Europe is already hovering right on the edge of deflation, and a further drop in oil prices would shove the eurozone right over the edge, according to Oxford Economics.
The group have used their November prediction for oil prices in 2015 as their baseline, with Brent Crude at $US84 per barrel (which already looks too high), and showed what inflation might look like for a bunch of advanced economies at different oil prices.
Here’s Oxford Economics on what inflation looks like with oil at $US70, $US60, $US50 and $US40.
At $US80, only one country, Spain, sees overall deflation in 2015.
At $US40, Portugal, France, Spain, Belgium, Italy, the Netherlands, Greece, Germany, Austria and Ireland all see more than 1% deflation in 2015-16. The UK and US would also plunge way below zero, according to the model.

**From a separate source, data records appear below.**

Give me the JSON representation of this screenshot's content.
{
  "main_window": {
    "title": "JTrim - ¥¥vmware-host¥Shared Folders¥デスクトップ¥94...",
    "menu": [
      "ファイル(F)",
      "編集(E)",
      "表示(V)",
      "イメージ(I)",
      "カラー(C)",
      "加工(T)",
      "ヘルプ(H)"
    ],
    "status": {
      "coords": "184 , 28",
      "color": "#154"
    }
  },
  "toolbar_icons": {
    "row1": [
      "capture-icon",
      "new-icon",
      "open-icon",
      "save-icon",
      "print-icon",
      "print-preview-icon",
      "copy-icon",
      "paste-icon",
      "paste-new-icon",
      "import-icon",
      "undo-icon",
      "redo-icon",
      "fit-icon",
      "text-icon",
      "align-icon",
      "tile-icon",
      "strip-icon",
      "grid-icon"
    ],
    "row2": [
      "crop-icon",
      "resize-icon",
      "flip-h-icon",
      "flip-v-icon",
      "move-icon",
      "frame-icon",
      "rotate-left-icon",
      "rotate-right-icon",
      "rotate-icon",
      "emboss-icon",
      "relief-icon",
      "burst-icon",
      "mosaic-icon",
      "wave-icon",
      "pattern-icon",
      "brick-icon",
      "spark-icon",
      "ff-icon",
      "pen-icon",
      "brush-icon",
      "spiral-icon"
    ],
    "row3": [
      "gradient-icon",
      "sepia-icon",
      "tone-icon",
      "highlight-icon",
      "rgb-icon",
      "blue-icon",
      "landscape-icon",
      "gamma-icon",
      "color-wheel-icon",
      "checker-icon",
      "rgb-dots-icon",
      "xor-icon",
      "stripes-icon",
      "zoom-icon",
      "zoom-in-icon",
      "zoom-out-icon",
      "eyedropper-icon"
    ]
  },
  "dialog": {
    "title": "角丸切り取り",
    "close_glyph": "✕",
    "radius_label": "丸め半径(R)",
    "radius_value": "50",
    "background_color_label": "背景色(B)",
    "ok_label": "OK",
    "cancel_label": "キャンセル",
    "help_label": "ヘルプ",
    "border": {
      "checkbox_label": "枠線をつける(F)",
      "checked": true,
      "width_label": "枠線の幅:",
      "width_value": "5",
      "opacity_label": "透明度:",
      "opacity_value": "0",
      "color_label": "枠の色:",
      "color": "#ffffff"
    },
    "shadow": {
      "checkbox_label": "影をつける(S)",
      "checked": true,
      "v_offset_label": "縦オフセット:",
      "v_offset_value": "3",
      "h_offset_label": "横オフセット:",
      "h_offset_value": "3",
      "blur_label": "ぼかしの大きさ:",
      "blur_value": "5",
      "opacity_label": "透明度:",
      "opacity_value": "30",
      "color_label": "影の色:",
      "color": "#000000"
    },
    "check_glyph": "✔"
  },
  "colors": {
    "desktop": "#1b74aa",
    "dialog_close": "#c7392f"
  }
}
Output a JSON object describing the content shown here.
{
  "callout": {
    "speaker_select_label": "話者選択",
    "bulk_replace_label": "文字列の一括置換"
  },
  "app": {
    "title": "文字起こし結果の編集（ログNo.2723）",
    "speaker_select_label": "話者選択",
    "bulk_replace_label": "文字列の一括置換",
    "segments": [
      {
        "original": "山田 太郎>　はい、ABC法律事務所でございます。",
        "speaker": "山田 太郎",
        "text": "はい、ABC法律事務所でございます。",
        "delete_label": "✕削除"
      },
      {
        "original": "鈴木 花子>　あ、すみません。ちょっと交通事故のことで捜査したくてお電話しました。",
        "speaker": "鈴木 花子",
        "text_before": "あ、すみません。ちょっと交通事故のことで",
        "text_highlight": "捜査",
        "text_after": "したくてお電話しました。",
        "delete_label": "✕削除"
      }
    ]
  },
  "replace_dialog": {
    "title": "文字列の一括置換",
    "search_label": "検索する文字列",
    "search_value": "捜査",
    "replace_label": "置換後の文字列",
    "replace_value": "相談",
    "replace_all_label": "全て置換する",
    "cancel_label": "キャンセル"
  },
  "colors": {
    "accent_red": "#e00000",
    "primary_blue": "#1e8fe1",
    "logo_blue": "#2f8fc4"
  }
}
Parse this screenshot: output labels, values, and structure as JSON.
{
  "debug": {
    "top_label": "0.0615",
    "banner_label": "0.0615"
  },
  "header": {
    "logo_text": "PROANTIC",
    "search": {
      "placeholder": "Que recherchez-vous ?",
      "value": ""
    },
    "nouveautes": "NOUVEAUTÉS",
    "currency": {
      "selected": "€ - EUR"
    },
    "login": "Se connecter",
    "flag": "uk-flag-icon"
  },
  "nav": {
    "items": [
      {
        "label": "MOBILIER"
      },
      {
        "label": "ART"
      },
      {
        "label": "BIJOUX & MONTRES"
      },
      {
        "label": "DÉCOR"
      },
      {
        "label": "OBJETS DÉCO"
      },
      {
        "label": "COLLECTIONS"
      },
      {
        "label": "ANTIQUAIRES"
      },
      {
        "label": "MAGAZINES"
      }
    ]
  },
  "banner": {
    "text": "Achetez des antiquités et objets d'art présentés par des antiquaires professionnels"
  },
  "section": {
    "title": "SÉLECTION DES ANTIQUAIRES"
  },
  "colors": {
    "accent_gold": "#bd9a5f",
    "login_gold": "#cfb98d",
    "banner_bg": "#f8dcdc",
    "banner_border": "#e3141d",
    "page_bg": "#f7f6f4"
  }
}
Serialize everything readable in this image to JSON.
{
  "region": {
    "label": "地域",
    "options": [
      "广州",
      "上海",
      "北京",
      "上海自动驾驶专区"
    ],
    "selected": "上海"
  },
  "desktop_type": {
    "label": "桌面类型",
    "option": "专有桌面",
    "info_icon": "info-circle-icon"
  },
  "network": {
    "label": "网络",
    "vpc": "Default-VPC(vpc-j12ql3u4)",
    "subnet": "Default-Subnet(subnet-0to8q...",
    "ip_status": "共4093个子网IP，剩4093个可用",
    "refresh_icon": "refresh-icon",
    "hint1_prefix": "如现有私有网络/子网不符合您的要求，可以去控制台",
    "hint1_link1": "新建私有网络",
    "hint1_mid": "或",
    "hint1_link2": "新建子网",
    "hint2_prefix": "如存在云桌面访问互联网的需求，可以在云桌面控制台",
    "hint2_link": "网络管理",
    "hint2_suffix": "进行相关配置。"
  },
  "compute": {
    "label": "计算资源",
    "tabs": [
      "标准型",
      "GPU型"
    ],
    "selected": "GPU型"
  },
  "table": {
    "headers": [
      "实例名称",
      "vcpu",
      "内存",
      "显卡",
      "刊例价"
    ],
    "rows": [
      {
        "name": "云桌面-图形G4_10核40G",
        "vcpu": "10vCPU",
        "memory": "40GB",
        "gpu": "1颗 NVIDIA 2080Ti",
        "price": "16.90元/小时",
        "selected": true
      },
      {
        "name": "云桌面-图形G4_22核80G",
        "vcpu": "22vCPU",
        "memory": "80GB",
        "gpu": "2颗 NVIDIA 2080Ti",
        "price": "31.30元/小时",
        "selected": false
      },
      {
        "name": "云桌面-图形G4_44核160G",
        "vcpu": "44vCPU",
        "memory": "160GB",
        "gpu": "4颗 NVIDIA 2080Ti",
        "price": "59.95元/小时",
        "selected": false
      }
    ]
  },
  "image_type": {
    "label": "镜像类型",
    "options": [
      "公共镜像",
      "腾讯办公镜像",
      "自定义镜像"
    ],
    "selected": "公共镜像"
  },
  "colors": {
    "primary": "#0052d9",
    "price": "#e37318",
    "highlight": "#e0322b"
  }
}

There’s a good argument that this is a benign form of inflation, rather than the bad kind. That could clearly be true, if the decline in prices is driven by a big surge in the supply of oil. But either way, it would leave inflation if a long, long way from the European Central Bank’s 2% target.
With brent crude currently at just $US66.69 per barrel, something between the $US70 and $US60 scenario seems likely, if prices hold. That’s going to worsen the split at the heart of Europe over whether the ECB should be doing more to raise prices. German rate-setter Jens Weidmann has already made his view clear: falling oil prices are a good thing and the ECB shouldn’t try to weigh against it.
Though falling prices could drag country after country into a negative inflation situation, the effect on growth looks much more muted. Oxford Economics suggests it’s positive for most of Europe, but very modest.